On Fri, Feb 2, 2024 at 6:22 AM Bitao Hu <yaoma@xxxxxxxxxxxxxxxxx> wrote:
>
> > ...or maybe you don't need this "if" test at all since you're using
> > "need_record_irq_counts(STATS_HARDIRQ)" here. IMO that should be
> > pulled out here as well since it makes it more obvious...
> I agree with your this suggestion here. It is easier to understand:
>
> if (time_after_eq(now, period_ts + get_softlockup_thresh() / 5))
> set_potential_softlockup_hardirq();
>
> Please let me explain the criteria for the judgment here. Under normal
> circumstances, "softlockup_fn" will be woken up every "sample_period" to
> update "period_ts", and the "time_after_eq" I written will be false. If
> "period_ts" has not been updated after a "sample_period" has passed,
> then the "time_after_eq" will be true. And I suspect that in the
> subsequent few "sample_period", "period_ts" might also not be updated,
> which could indicate a potential softlockup.
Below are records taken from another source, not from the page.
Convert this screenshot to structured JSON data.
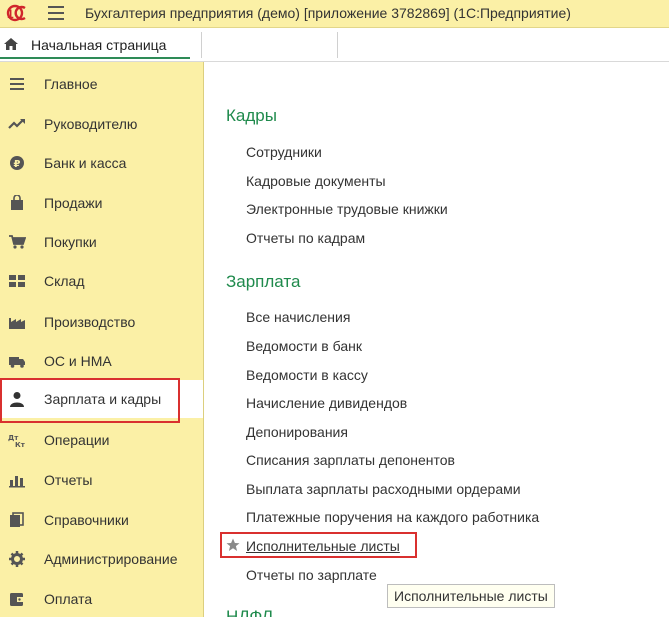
{
  "titlebar": {
    "logo_text": "1С",
    "title": "Бухгалтерия предприятия (демо) [приложение 3782869]  (1С:Предприятие)"
  },
  "tabs": {
    "home_label": "Начальная страница"
  },
  "sidebar": {
    "items": [
      {
        "label": "Главное",
        "icon": "menu-lines-icon"
      },
      {
        "label": "Руководителю",
        "icon": "trend-icon"
      },
      {
        "label": "Банк и касса",
        "icon": "ruble-coin-icon"
      },
      {
        "label": "Продажи",
        "icon": "shopping-bag-icon"
      },
      {
        "label": "Покупки",
        "icon": "cart-icon"
      },
      {
        "label": "Склад",
        "icon": "warehouse-icon"
      },
      {
        "label": "Производство",
        "icon": "factory-icon"
      },
      {
        "label": "ОС и НМА",
        "icon": "truck-icon"
      },
      {
        "label": "Зарплата и кадры",
        "icon": "person-icon",
        "active": true
      },
      {
        "label": "Операции",
        "icon": "dt-kt-icon"
      },
      {
        "label": "Отчеты",
        "icon": "bar-chart-icon"
      },
      {
        "label": "Справочники",
        "icon": "books-icon"
      },
      {
        "label": "Администрирование",
        "icon": "gear-icon"
      },
      {
        "label": "Оплата",
        "icon": "wallet-icon"
      }
    ]
  },
  "content": {
    "sections": [
      {
        "title": "Кадры",
        "links": [
          "Сотрудники",
          "Кадровые документы",
          "Электронные трудовые книжки",
          "Отчеты по кадрам"
        ]
      },
      {
        "title": "Зарплата",
        "links": [
          "Все начисления",
          "Ведомости в банк",
          "Ведомости в кассу",
          "Начисление дивидендов",
          "Депонирования",
          "Списания зарплаты депонентов",
          "Выплата зарплаты расходными ордерами",
          "Платежные поручения на каждого работника",
          "Исполнительные листы",
          "Отчеты по зарплате"
        ]
      },
      {
        "title": "НДФЛ",
        "links": []
      }
    ],
    "tooltip": "Исполнительные листы"
  },
  "colors": {
    "sidebar_bg": "#fbf0a6",
    "section_title": "#1f8a4c",
    "highlight": "#d9302f"
  }
}
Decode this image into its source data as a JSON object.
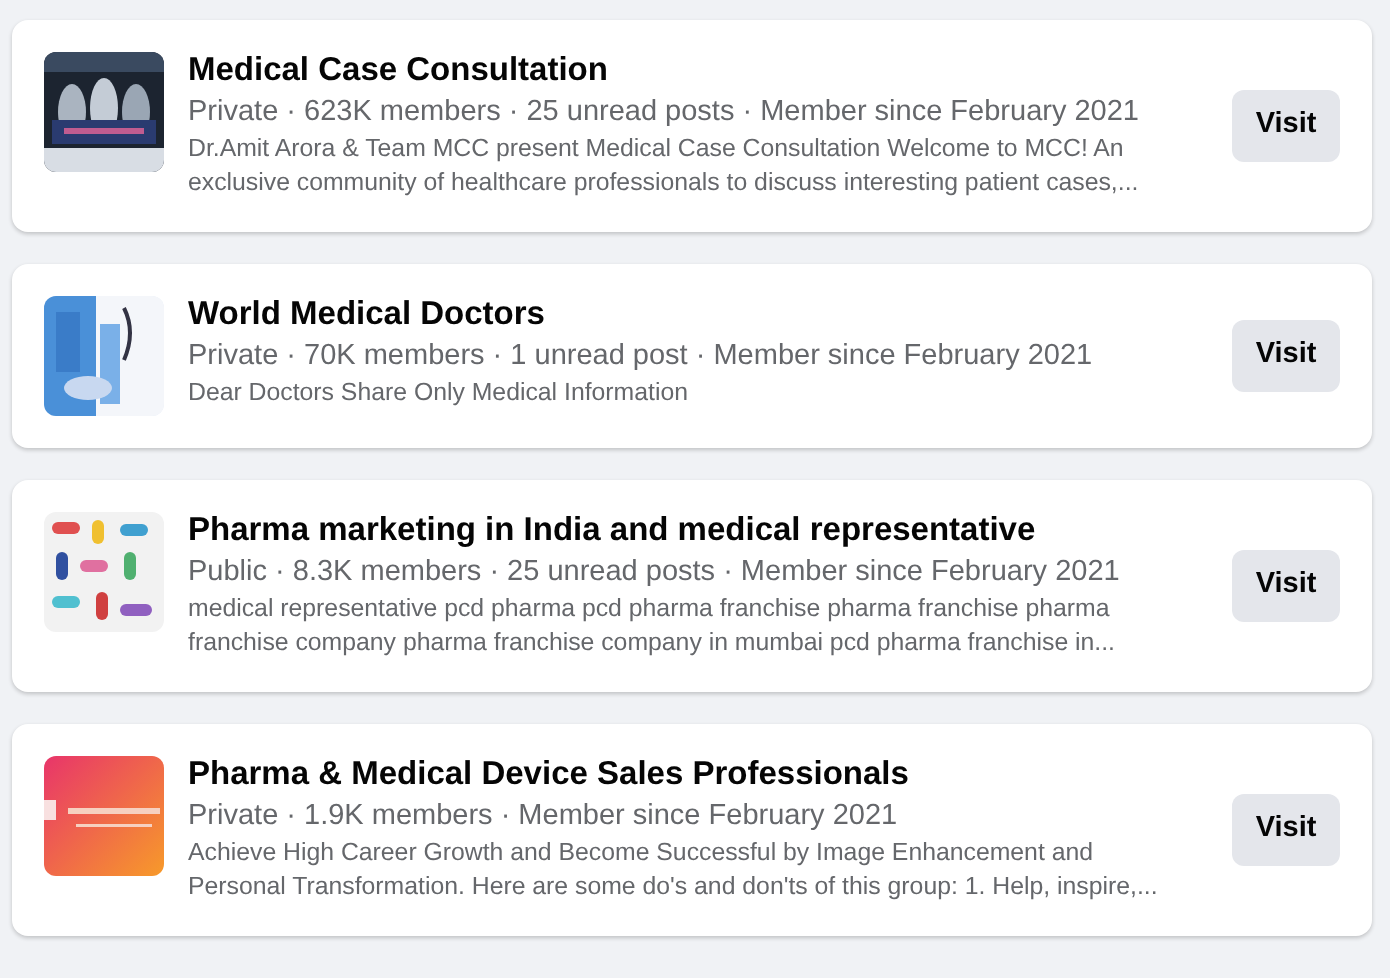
{
  "groups": [
    {
      "name": "Medical Case Consultation",
      "meta": "Private · 623K members · 25 unread posts · Member since February 2021",
      "description": "Dr.Amit Arora & Team MCC present Medical Case Consultation Welcome to MCC! An exclusive community of healthcare professionals to discuss interesting patient cases,...",
      "button": "Visit"
    },
    {
      "name": "World Medical Doctors",
      "meta": "Private · 70K members · 1 unread post · Member since February 2021",
      "description": "Dear Doctors Share Only Medical Information",
      "button": "Visit"
    },
    {
      "name": "Pharma marketing in India and medical representative",
      "meta": "Public · 8.3K members · 25 unread posts · Member since February 2021",
      "description": "medical representative pcd pharma pcd pharma franchise pharma franchise pharma franchise company pharma franchise company in mumbai pcd pharma franchise in...",
      "button": "Visit"
    },
    {
      "name": "Pharma & Medical Device Sales Professionals",
      "meta": "Private · 1.9K members · Member since February 2021",
      "description": "Achieve High Career Growth and Become Successful by Image Enhancement and Personal Transformation. Here are some do's and don'ts of this group: 1. Help, inspire,...",
      "button": "Visit"
    }
  ]
}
At this point, I use
> "need_record_irq_counts" to determine if this phenomenon is caused by an
> interrupt storm.
>
> To summarize, my condition to start counting interrupts is that
> "period_ts" has not been updated during "sample_period" AND the
> proportion of hardirq time during "sample_period" exceeds 50%.
>
> What do you think?

OK, sounds reasonable. Given that this is non-obvious, it would be
great if your patch included a comment explaining it. :-)